Benjamin, LOL! I usually don't measure anything either but I figured if I'm going to pass it on I should have something more exact than "ohhh... some flour". But I didn't think about it in depth enough to make the recipe "Benjamin-proof" I guess :) I'm not sure about why it didn't rise if you got the yeast mixture to do its thing. It could have been your flour (I've only used cheap all purpose) or not enough yeast, in which case it would just take longer to rise. Old yeast can be a problem, but if it foams, its good. So, hmmm... if you try again let me know if you think you figured out what went wrong so I can revise and issue warnings in the recipe.

Victor S E Moubarak said...

I'll try this recipe for bread soon. Thanx.

God bless.

Kirk said...

When you say a teaspoon of yeast, how does that convert to yeast "packets?"

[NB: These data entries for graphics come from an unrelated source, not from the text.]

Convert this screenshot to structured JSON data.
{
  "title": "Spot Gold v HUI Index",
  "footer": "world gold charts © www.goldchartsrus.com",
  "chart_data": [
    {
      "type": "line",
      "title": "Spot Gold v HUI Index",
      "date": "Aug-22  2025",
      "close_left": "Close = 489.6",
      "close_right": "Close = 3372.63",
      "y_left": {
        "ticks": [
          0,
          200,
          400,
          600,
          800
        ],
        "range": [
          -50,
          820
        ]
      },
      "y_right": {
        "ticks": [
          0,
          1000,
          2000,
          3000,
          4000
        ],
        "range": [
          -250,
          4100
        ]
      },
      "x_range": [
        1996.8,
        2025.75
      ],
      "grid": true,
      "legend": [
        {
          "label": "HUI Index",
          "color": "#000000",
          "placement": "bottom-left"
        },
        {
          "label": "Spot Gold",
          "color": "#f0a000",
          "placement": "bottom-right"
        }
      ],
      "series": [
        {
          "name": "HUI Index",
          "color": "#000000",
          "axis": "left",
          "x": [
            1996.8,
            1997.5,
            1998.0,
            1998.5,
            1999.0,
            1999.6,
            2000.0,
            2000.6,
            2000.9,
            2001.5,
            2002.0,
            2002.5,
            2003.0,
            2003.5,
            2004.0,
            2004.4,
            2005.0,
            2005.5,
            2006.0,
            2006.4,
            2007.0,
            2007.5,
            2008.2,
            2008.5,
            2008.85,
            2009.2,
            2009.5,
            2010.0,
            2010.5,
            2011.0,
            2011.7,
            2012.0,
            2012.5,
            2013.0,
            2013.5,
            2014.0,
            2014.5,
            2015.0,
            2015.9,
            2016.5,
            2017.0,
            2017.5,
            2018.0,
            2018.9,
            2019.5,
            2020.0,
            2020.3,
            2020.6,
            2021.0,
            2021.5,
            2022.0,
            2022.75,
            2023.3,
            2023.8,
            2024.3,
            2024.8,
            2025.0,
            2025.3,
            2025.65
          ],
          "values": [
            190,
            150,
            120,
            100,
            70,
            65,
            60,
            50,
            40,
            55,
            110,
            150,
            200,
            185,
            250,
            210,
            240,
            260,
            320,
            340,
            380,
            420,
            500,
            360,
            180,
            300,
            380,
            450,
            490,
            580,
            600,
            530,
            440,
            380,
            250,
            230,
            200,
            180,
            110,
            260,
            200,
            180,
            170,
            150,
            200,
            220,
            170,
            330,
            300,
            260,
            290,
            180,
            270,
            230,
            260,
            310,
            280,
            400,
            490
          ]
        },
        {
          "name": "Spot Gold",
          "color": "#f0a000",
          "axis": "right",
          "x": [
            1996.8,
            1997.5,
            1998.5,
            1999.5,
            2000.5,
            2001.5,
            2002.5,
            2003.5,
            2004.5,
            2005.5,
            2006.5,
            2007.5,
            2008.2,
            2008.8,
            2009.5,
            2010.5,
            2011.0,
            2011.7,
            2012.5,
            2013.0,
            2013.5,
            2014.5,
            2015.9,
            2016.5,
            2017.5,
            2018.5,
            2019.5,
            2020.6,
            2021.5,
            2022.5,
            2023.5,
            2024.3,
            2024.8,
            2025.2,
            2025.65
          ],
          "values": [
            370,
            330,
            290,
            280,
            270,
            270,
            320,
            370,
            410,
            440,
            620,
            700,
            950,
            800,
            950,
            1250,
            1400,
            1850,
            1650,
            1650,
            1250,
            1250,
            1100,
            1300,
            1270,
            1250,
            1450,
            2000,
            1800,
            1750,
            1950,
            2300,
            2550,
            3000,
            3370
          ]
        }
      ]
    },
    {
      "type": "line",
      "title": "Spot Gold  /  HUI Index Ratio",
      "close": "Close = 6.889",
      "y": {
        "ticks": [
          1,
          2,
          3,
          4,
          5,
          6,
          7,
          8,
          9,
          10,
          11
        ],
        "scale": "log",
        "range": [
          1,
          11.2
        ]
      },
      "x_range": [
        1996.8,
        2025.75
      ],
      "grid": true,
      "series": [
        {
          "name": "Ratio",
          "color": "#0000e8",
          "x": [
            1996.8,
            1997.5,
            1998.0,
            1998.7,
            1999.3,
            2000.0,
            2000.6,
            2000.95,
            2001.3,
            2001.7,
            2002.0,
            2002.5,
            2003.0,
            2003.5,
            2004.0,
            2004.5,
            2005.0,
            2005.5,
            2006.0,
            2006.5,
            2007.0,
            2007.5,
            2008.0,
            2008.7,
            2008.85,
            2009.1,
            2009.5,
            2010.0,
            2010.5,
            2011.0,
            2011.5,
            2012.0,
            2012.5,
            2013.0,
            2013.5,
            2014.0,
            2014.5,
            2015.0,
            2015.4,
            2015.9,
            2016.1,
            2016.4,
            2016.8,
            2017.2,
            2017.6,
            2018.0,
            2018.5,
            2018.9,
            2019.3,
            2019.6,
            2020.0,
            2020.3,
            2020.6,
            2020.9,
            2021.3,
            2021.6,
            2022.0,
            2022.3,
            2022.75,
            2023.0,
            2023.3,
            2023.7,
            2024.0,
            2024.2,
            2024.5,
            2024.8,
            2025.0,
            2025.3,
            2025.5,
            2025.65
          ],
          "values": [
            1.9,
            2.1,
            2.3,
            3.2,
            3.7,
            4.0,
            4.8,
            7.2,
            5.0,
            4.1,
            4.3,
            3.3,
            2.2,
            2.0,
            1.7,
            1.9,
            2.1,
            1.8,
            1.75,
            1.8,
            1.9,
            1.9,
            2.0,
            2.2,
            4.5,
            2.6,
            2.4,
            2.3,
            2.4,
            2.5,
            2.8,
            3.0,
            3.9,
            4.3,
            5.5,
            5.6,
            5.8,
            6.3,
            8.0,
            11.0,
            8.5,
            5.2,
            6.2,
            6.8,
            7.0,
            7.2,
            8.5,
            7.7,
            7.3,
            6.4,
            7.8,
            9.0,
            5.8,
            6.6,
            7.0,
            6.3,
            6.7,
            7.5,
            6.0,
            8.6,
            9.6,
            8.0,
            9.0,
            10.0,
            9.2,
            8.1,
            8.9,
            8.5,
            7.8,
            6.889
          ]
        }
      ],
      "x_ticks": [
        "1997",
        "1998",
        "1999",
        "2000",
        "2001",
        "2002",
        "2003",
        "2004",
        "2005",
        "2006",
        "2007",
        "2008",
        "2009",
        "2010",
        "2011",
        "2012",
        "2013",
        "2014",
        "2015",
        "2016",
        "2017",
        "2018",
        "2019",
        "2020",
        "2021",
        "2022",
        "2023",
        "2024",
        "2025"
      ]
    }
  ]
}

My first batch didn't rise much. I suspect either not enough yeast, or I didn't get the water warm enough to start the yeast. Trying again.

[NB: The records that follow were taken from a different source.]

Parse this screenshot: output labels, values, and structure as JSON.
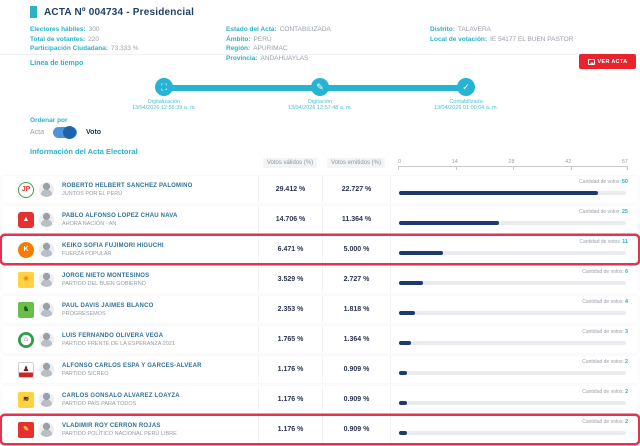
{
  "header": {
    "title": "ACTA Nº 004734 - Presidencial",
    "ver_acta_label": "VER ACTA",
    "info_cols": [
      [
        {
          "label": "Electores hábiles:",
          "value": "300"
        },
        {
          "label": "Total de votantes:",
          "value": "220"
        },
        {
          "label": "Participación Ciudadana:",
          "value": "73.333 %"
        }
      ],
      [
        {
          "label": "Estado del Acta:",
          "value": "CONTABILIZADA"
        },
        {
          "label": "Ámbito:",
          "value": "PERÚ"
        },
        {
          "label": "Región:",
          "value": "APURIMAC"
        },
        {
          "label": "Provincia:",
          "value": "ANDAHUAYLAS"
        }
      ],
      [
        {
          "label": "Distrito:",
          "value": "TALAVERA"
        },
        {
          "label": "Local de votación:",
          "value": "IE 54177 EL BUEN PASTOR"
        }
      ]
    ]
  },
  "timeline": {
    "heading": "Línea de tiempo",
    "steps": [
      {
        "name": "Digitalización",
        "date": "13/04/2026 12:56:39 a. m.",
        "icon": "⛶"
      },
      {
        "name": "Digitación",
        "date": "13/04/2026 12:57:48 a. m.",
        "icon": "✎"
      },
      {
        "name": "Contabilizada",
        "date": "13/04/2026 01:00:04 a. m.",
        "icon": "✓"
      }
    ]
  },
  "sort": {
    "heading": "Ordenar por",
    "option_left": "Acta",
    "option_right": "Voto"
  },
  "table": {
    "heading": "Información del Acta Electoral",
    "col_valid": "Votos válidos (%)",
    "col_emitted": "Votos emitidos (%)",
    "axis_ticks": [
      "0",
      "14",
      "28",
      "42",
      "57"
    ],
    "axis_max": 57,
    "votes_label": "Cantidad de votos:",
    "rows": [
      {
        "candidate": "ROBERTO HELBERT SANCHEZ PALOMINO",
        "party": "JUNTOS POR EL PERÚ",
        "valid": "29.412 %",
        "emitted": "22.727 %",
        "votes": "50",
        "votes_num": 50,
        "highlighted": false,
        "logo": {
          "shape": "ring",
          "bg": "#ffffff",
          "fg": "#e53935",
          "glyph": "JP",
          "ring": "#43a047"
        }
      },
      {
        "candidate": "PABLO ALFONSO LOPEZ CHAU NAVA",
        "party": "AHORA NACIÓN - AN",
        "valid": "14.706 %",
        "emitted": "11.364 %",
        "votes": "25",
        "votes_num": 25,
        "highlighted": false,
        "logo": {
          "shape": "rounded",
          "bg": "#e53030",
          "fg": "#ffffff",
          "glyph": "▲"
        }
      },
      {
        "candidate": "KEIKO SOFIA FUJIMORI HIGUCHI",
        "party": "FUERZA POPULAR",
        "valid": "6.471 %",
        "emitted": "5.000 %",
        "votes": "11",
        "votes_num": 11,
        "highlighted": true,
        "logo": {
          "shape": "circle",
          "bg": "#f57c00",
          "fg": "#ffffff",
          "glyph": "K"
        }
      },
      {
        "candidate": "JORGE NIETO MONTESINOS",
        "party": "PARTIDO DEL BUEN GOBIERNO",
        "valid": "3.529 %",
        "emitted": "2.727 %",
        "votes": "6",
        "votes_num": 6,
        "highlighted": false,
        "logo": {
          "shape": "square",
          "bg": "#ffd23f",
          "fg": "#f3701e",
          "glyph": "☀"
        }
      },
      {
        "candidate": "PAUL DAVIS JAIMES BLANCO",
        "party": "PROGRESEMOS",
        "valid": "2.353 %",
        "emitted": "1.818 %",
        "votes": "4",
        "votes_num": 4,
        "highlighted": false,
        "logo": {
          "shape": "square",
          "bg": "#6abf4b",
          "fg": "#1b5e20",
          "glyph": "♞"
        }
      },
      {
        "candidate": "LUIS FERNANDO OLIVERA VEGA",
        "party": "PARTIDO FRENTE DE LA ESPERANZA 2021",
        "valid": "1.765 %",
        "emitted": "1.364 %",
        "votes": "3",
        "votes_num": 3,
        "highlighted": false,
        "logo": {
          "shape": "circle",
          "bg": "#2e9e49",
          "fg": "#666666",
          "glyph": "⌂",
          "inner_disc": true
        }
      },
      {
        "candidate": "ALFONSO CARLOS ESPA Y GARCES-ALVEAR",
        "party": "PARTIDO SICREO",
        "valid": "1.176 %",
        "emitted": "0.909 %",
        "votes": "2",
        "votes_num": 2,
        "highlighted": false,
        "logo": {
          "shape": "square",
          "bg": "#ffffff",
          "fg": "#7a1f1f",
          "glyph": "♟",
          "border": "#d0d3d8",
          "strip": "#c62828"
        }
      },
      {
        "candidate": "CARLOS GONSALO ALVAREZ LOAYZA",
        "party": "PARTIDO PAÍS PARA TODOS",
        "valid": "1.176 %",
        "emitted": "0.909 %",
        "votes": "2",
        "votes_num": 2,
        "highlighted": false,
        "logo": {
          "shape": "square",
          "bg": "#ffd23f",
          "fg": "#1a1a1a",
          "glyph": "≋"
        }
      },
      {
        "candidate": "VLADIMIR ROY CERRON ROJAS",
        "party": "PARTIDO POLÍTICO NACIONAL PERÚ LIBRE",
        "valid": "1.176 %",
        "emitted": "0.909 %",
        "votes": "2",
        "votes_num": 2,
        "highlighted": true,
        "logo": {
          "shape": "square",
          "bg": "#e53030",
          "fg": "#ffd23f",
          "glyph": "✎"
        }
      }
    ]
  },
  "chart_data": {
    "type": "bar",
    "categories": [
      "ROBERTO HELBERT SANCHEZ PALOMINO",
      "PABLO ALFONSO LOPEZ CHAU NAVA",
      "KEIKO SOFIA FUJIMORI HIGUCHI",
      "JORGE NIETO MONTESINOS",
      "PAUL DAVIS JAIMES BLANCO",
      "LUIS FERNANDO OLIVERA VEGA",
      "ALFONSO CARLOS ESPA Y GARCES-ALVEAR",
      "CARLOS GONSALO ALVAREZ LOAYZA",
      "VLADIMIR ROY CERRON ROJAS"
    ],
    "values": [
      50,
      25,
      11,
      6,
      4,
      3,
      2,
      2,
      2
    ],
    "title": "Cantidad de votos",
    "xlabel": "",
    "ylabel": "",
    "xlim": [
      0,
      57
    ]
  }
}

Thanks for the recipe. This is fun!

s-p said...

Hi Kirk,
If you used a teaspoon, that was too little... the recipe calls for a tablespoon. It would eventually rise with a teaspoon of yeast. I'm not sure how that translates into packets, I'm thinking maybe 3-4. Once you get it down, it goes really quick and its worth the couple of flop attempts. There's nothing like serving up fresh bread when company comes for dinner or taking it to potluck.

Kirk said...

Yes, I meant tablespoon. When I did it the first time, I poured the packet into the tablespoon, and it looked about 2/3rds full.

The second time, I started with hotter water, and got more froth. Looking back at your pictures I still didn't get as much froth as you did, so the third time I'll use two packets.

The second batch is in the oven rising. It's been rising slowly for about 40 minutes, and its almost to the top of the 10.5" skillet.

The first batch was delicious, but it was just heavy. Love the crust. Didn't stick at all.

Thanks again. I'm a bread newby.

s-p said...

Kirk, the depth of the "froth" on the water/yeast mix may be relative to the size of the pan you are using but it should completely cover the surface of the water and be pretty bubbly. If its not, wait a little longer. If you get the water too hot it will kill the yeast, if it is too cool it will not activate the yeast and froth as quickly and will take longer to rise. Maybe think of it as hot bath water... hot enough to get in but not so hot that it will be uncomfortable. I've had a few "flat loaves", and as you say, they taste good but are a little dense. I use those to dip in a mix of olive oil and balsamic vinegar and sea salt. Yummy stuff.

el cuerpo negro said...

it's also tasty to throw in some brown sugar and cinnamon instead of rosemary. i forget how much brown sugar i used last time though, maybe a cup? maybe not that much. anyway, makes for good breakfast bread!

s-p said...

Breakfast bread! What a great idea. Now if I can figure out how to make it into Pop Tarts. :)

deb said...

I made this today, and it's yummy. I think it's a bit salty, though, so I may cut back on that in the future. Also, I'm pretty sure that you used a 10" skillet in your example, not 12" as it says? Because no way would this amount of dough rise up that high and fill a 12" skillet that much. I used a 12" and got something more like focaccia, because the dough had so much room to spread out. Not that there's anything wrong with that! That just gave me the notion of baking it topped with carmelized onions and sun-dried tomatoes some time . . .

s-p said...

Hi Deb, I think you're right about the 10" pan. The salt is definitely a personal taste thing. I tend to like salty/vinegary stuff... my wife is getting used to it. I LOVE carmelized onions, I was talking to my wife about trying kind of a "roll up" bread with stuff in it. Good idea!

jen said...

Thanks for posting this recipe. I broke the cardinal rule of potluck and made something for the first time and took it to Presanctified taste untested. It was a huge hit and everyone was impressed and thinking I'm a great cook. Hopefully I can recreate it a second time. I'm going to try other mix-ins. Next try is going to be cranberry walnut. Thanks again.

Job said...

I am toying around with the idea of seeing if this will be the first bread successfully made with and IPA.

s-p said...

Job, ohhhh, that's a cool twist. Let me know if you try it.